I’m no fan of the romance genre, but during the COVID-19 lockdown, I started streaming the new Netflix series Virgin River, which is based on Carr’s books. Despite the predictable plots, I kept watching— Virgin River’s portrait of rural California is unconventional and timely, particularly as the uprising against police violence spreads to rural communities. 

Conventional wisdom is that California is divided between two separate universes, the rural and the urban. Under COVID, our media obsessively notes the differences between how urban and rural counties respond to the pandemic. And political narratives, by dwelling on the alleged chasm between blue urban regions and red rural places, polarize us and spread the self-fulfilling prophecy that the country is too divided to be governed. 

These narratives are dangerously wrong. In California, America’s most urban state, our data, our experience, and, yes, Virgin River suggest that city dwellers and rural residents should stop sniping and instead embrace each other as partners in addressing our many common problems.

The Virgin River novels, like Netflix’s series, are about the union of urban and rural.

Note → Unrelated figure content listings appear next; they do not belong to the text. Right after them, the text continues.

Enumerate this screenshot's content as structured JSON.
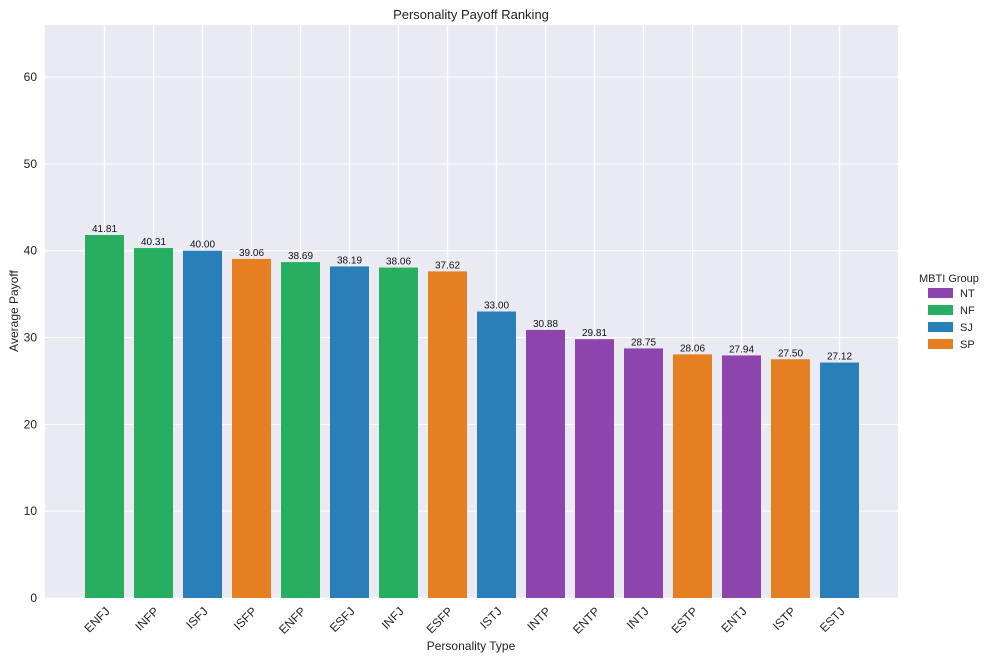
{
  "chart_data": {
    "type": "bar",
    "title": "Personality Payoff Ranking",
    "xlabel": "Personality Type",
    "ylabel": "Average Payoff",
    "ylim": [
      0,
      66
    ],
    "yticks": [
      0,
      10,
      20,
      30,
      40,
      50,
      60
    ],
    "grid": true,
    "categories": [
      "ENFJ",
      "INFP",
      "ISFJ",
      "ISFP",
      "ENFP",
      "ESFJ",
      "INFJ",
      "ESFP",
      "ISTJ",
      "INTP",
      "ENTP",
      "INTJ",
      "ESTP",
      "ENTJ",
      "ISTP",
      "ESTJ"
    ],
    "values": [
      41.81,
      40.31,
      40.0,
      39.06,
      38.69,
      38.19,
      38.06,
      37.62,
      33.0,
      30.88,
      29.81,
      28.75,
      28.06,
      27.94,
      27.5,
      27.12
    ],
    "value_labels": [
      "41.81",
      "40.31",
      "40.00",
      "39.06",
      "38.69",
      "38.19",
      "38.06",
      "37.62",
      "33.00",
      "30.88",
      "29.81",
      "28.75",
      "28.06",
      "27.94",
      "27.50",
      "27.12"
    ],
    "groups": [
      "NF",
      "NF",
      "SJ",
      "SP",
      "NF",
      "SJ",
      "NF",
      "SP",
      "SJ",
      "NT",
      "NT",
      "NT",
      "SP",
      "NT",
      "SP",
      "SJ"
    ],
    "legend": {
      "title": "MBTI Group",
      "position": "right",
      "items": [
        {
          "name": "NT",
          "color": "#8e44ad"
        },
        {
          "name": "NF",
          "color": "#27ae60"
        },
        {
          "name": "SJ",
          "color": "#2980b9"
        },
        {
          "name": "SP",
          "color": "#e67e22"
        }
      ]
    },
    "colors": {
      "plot_bg": "#eaeaf2",
      "grid": "#ffffff"
    }
  }
}
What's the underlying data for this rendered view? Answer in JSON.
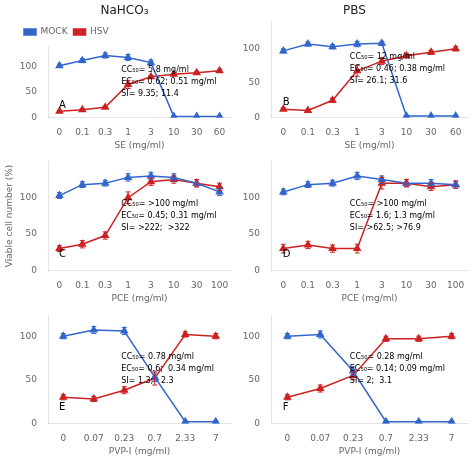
{
  "chart_data": [
    {
      "type": "line",
      "title": "NaHCO₃",
      "x_label": "SE (mg/ml)",
      "categories": [
        "0",
        "0.1",
        "0.3",
        "1",
        "3",
        "10",
        "30",
        "60"
      ],
      "series": [
        {
          "name": "MOCK",
          "color": "#3366cc",
          "marker": "triangle",
          "values": [
            102,
            112,
            122,
            118,
            108,
            2,
            2,
            2
          ],
          "errors": [
            3,
            4,
            5,
            6,
            5,
            1,
            1,
            1
          ]
        },
        {
          "name": "HSV",
          "color": "#cc2222",
          "marker": "triangle",
          "values": [
            12,
            15,
            20,
            65,
            80,
            85,
            88,
            92
          ],
          "errors": [
            2,
            2,
            2,
            8,
            3,
            3,
            3,
            3
          ]
        }
      ],
      "annotations": [
        "A",
        "CC₅₀= 5.8 mg/ml",
        "EC₅₀= 0.62; 0.51 mg/ml",
        "SI= 9.35; 11.4"
      ],
      "ylim": [
        0,
        140
      ],
      "yticks": [
        0,
        50,
        100
      ],
      "grid": false,
      "legend": "upper left"
    },
    {
      "type": "line",
      "title": "PBS",
      "x_label": "SE (mg/ml)",
      "categories": [
        "0",
        "0.1",
        "0.3",
        "1",
        "3",
        "10",
        "30",
        "60"
      ],
      "series": [
        {
          "name": "MOCK",
          "color": "#3366cc",
          "marker": "triangle",
          "values": [
            97,
            107,
            103,
            107,
            108,
            2,
            2,
            2
          ],
          "errors": [
            3,
            3,
            3,
            4,
            3,
            1,
            1,
            1
          ]
        },
        {
          "name": "HSV",
          "color": "#cc2222",
          "marker": "triangle",
          "values": [
            12,
            10,
            25,
            68,
            82,
            90,
            95,
            100
          ],
          "errors": [
            2,
            2,
            3,
            8,
            5,
            3,
            3,
            3
          ]
        }
      ],
      "annotations": [
        "B",
        "CC₅₀= 12 mg/ml",
        "EC₅₀= 0.46; 0.38 mg/ml",
        "SI= 26.1; 31.6"
      ],
      "ylim": [
        0,
        140
      ],
      "yticks": [
        0,
        50,
        100
      ],
      "grid": false
    },
    {
      "type": "line",
      "x_label": "PCE (mg/ml)",
      "y_label": "Viable cell number (%)",
      "categories": [
        "0",
        "0.1",
        "0.3",
        "1",
        "3",
        "10",
        "30",
        "100"
      ],
      "series": [
        {
          "name": "MOCK",
          "color": "#3366cc",
          "marker": "triangle",
          "values": [
            103,
            118,
            120,
            128,
            130,
            128,
            120,
            108
          ],
          "errors": [
            4,
            4,
            4,
            5,
            5,
            5,
            5,
            5
          ]
        },
        {
          "name": "HSV",
          "color": "#cc2222",
          "marker": "triangle",
          "values": [
            30,
            36,
            48,
            100,
            122,
            125,
            120,
            115
          ],
          "errors": [
            4,
            5,
            5,
            8,
            5,
            5,
            5,
            5
          ]
        }
      ],
      "annotations": [
        "C",
        "CC₅₀= >100 mg/ml",
        "EC₅₀= 0.45; 0.31 mg/ml",
        "SI= >222;  >322"
      ],
      "ylim": [
        0,
        150
      ],
      "yticks": [
        0,
        50,
        100
      ],
      "grid": false
    },
    {
      "type": "line",
      "x_label": "PCE (mg/ml)",
      "categories": [
        "0",
        "0.1",
        "0.3",
        "1",
        "3",
        "10",
        "30",
        "100"
      ],
      "series": [
        {
          "name": "MOCK",
          "color": "#3366cc",
          "marker": "triangle",
          "values": [
            108,
            118,
            120,
            130,
            125,
            120,
            120,
            118
          ],
          "errors": [
            4,
            4,
            4,
            5,
            5,
            5,
            5,
            5
          ]
        },
        {
          "name": "HSV",
          "color": "#cc2222",
          "marker": "triangle",
          "values": [
            30,
            35,
            30,
            30,
            120,
            120,
            115,
            118
          ],
          "errors": [
            6,
            5,
            5,
            6,
            8,
            5,
            5,
            5
          ]
        }
      ],
      "annotations": [
        "D",
        "CC₅₀= >100 mg/ml",
        "EC₅₀= 1.6; 1.3 mg/ml",
        "SI= >62.5; >76.9"
      ],
      "ylim": [
        0,
        150
      ],
      "yticks": [
        0,
        50,
        100
      ],
      "grid": false
    },
    {
      "type": "line",
      "x_label": "PVP-I (mg/ml)",
      "categories": [
        "0",
        "0.07",
        "0.23",
        "0.7",
        "2.33",
        "7"
      ],
      "series": [
        {
          "name": "MOCK",
          "color": "#3366cc",
          "marker": "triangle",
          "values": [
            100,
            107,
            106,
            53,
            2,
            2
          ],
          "errors": [
            3,
            4,
            4,
            5,
            1,
            1
          ]
        },
        {
          "name": "HSV",
          "color": "#cc2222",
          "marker": "triangle",
          "values": [
            30,
            28,
            38,
            52,
            102,
            100
          ],
          "errors": [
            3,
            3,
            4,
            8,
            3,
            3
          ]
        }
      ],
      "annotations": [
        "E",
        "CC₅₀= 0.78 mg/ml",
        "EC₅₀= 0.6;  0.34 mg/ml",
        "SI= 1.3;   2.3"
      ],
      "ylim": [
        0,
        125
      ],
      "yticks": [
        0,
        50,
        100
      ],
      "grid": false
    },
    {
      "type": "line",
      "x_label": "PVP-I (mg/ml)",
      "categories": [
        "0",
        "0.07",
        "0.23",
        "0.7",
        "2.33",
        "7"
      ],
      "series": [
        {
          "name": "MOCK",
          "color": "#3366cc",
          "marker": "triangle",
          "values": [
            100,
            102,
            60,
            2,
            2,
            2
          ],
          "errors": [
            3,
            4,
            5,
            1,
            1,
            1
          ]
        },
        {
          "name": "HSV",
          "color": "#cc2222",
          "marker": "triangle",
          "values": [
            30,
            40,
            55,
            97,
            97,
            100
          ],
          "errors": [
            3,
            4,
            5,
            3,
            3,
            3
          ]
        }
      ],
      "annotations": [
        "F",
        "CC₅₀= 0.28 mg/ml",
        "EC₅₀= 0.14; 0.09 mg/ml",
        "SI= 2;  3.1"
      ],
      "ylim": [
        0,
        125
      ],
      "yticks": [
        0,
        50,
        100
      ],
      "grid": false
    }
  ]
}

In the plots, a struggling city person moves to Virgin River to seek a new beginning. Among them are a Sacramento prosecutor nearly killed by a criminal; a twice-divorced LAPD officer shot in the line of duty; a San Francisco sous-chef whose career has collapsed; a burned-out Silicon Valley public relations warrior; and a Native American rancher from the urbanizing Inland Empire

In Virgin River, these arrivals find attractive local residents hungering for heterosexual coupling. But they also can’t escape the problems of the urban environments they left behind. The plots emphasize domestic violence, post-traumatic stress, housing, healthcare failings, addiction, and criminality in the marijuana industry. Virgin River is mostly white, but there is growing diversity, just like in the real rural California. Carr, a former California resident who now lives in Las Vegas, has said that Virgin River could be a community anywhere.

She’s got a point. Our constant talk of urban-rural divides has obscured the real story: the convergence of urban and rural, particularly  as Californians, priced out of mega-regions, move to less populous places.  

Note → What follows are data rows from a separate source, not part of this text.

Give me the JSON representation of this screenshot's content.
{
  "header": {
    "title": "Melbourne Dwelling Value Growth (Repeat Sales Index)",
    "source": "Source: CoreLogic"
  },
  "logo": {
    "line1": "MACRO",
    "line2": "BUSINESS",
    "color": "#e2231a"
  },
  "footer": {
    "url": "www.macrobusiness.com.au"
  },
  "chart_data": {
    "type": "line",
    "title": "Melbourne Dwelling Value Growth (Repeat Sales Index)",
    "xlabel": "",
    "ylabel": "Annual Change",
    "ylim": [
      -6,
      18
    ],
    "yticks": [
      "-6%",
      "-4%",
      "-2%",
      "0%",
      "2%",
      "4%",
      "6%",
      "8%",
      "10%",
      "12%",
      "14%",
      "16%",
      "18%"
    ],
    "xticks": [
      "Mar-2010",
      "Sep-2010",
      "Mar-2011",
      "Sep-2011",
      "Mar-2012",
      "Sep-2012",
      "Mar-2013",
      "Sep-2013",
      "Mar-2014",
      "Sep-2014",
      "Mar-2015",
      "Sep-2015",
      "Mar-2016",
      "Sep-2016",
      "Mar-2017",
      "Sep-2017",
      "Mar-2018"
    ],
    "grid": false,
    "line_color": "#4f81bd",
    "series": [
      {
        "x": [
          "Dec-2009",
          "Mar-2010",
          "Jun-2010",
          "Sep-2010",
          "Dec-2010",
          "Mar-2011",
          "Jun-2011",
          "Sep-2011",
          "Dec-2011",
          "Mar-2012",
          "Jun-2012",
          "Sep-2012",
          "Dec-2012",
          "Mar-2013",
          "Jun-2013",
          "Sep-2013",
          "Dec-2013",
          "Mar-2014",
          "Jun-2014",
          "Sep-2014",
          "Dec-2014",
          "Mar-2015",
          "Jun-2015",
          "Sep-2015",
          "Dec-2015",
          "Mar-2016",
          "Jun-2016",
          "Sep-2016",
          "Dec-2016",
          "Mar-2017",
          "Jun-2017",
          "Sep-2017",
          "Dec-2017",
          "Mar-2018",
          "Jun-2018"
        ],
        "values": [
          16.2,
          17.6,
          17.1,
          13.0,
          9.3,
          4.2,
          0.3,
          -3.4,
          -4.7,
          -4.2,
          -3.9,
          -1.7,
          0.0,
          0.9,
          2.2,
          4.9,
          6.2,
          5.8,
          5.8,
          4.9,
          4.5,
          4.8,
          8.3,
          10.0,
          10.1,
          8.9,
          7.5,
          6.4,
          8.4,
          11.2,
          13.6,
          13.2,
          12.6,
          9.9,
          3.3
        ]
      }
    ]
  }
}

California’s biggest challenges now transcend region. Poverty rates are similarly high in California’s most populous and least populous places. Pre-COVID, unemployment rates were nearly identical—under 5 percent in both rural and urban California. California jobs, both rural and urban, are heavily skewed to healthcare, retail, tourism, and government. In both rural and urban California, civic leaders worry about decaying infrastructure, housing affordability, healthcare costs, and a lack of skilled workers.

Cities, once seen as centers of crime, have become safer, while urbanizing remote places have fallen in health and safety rankings. And police misconduct, now dominating the news in cities, also plagues California’s small towns, which have seen George Floyd-inspired protests.  

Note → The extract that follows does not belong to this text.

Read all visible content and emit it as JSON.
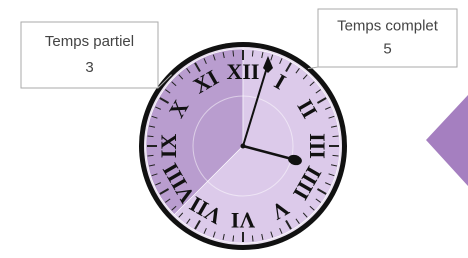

The mixing of urban and rural is actually quite Californian. Most people in counties that are considered remote, from Inyo to Humboldt, live in urban clusters. And 32 percent of California’s rural population lives in the far-flung corners of large counties that are at least 91 percent urban.  

Our winner-take-all politics obscure how mixed-up we really are. In 2016, Trinity County, which appears ruby red on political maps, saw 49 percent of its voters cast ballots for someone other than Trump. Meanwhile, polling shows that blue L.A. County has a few million supporters. 

Virgin River, especially in the Netflix version (which was shot in British Columbia), testifies to the lack of borders between rural and urban. The “old country doctor” with whom L.A. nurse practitioner Mel Monroe tangles was once a medical hotshot from Seattle. Mel’s love interest, that outdoorsy barkeep, grew up in Sacramento and spent his military career in the Middle East. 

“Small towns can be nice,” the hunk, Jack Sheridan, says. “And they can have their own brand of drama. And danger.”

Virgin River is not so far away from the rest of California after all. 


Joe Mathews writes the Connecting California column for Zócalo Public Square.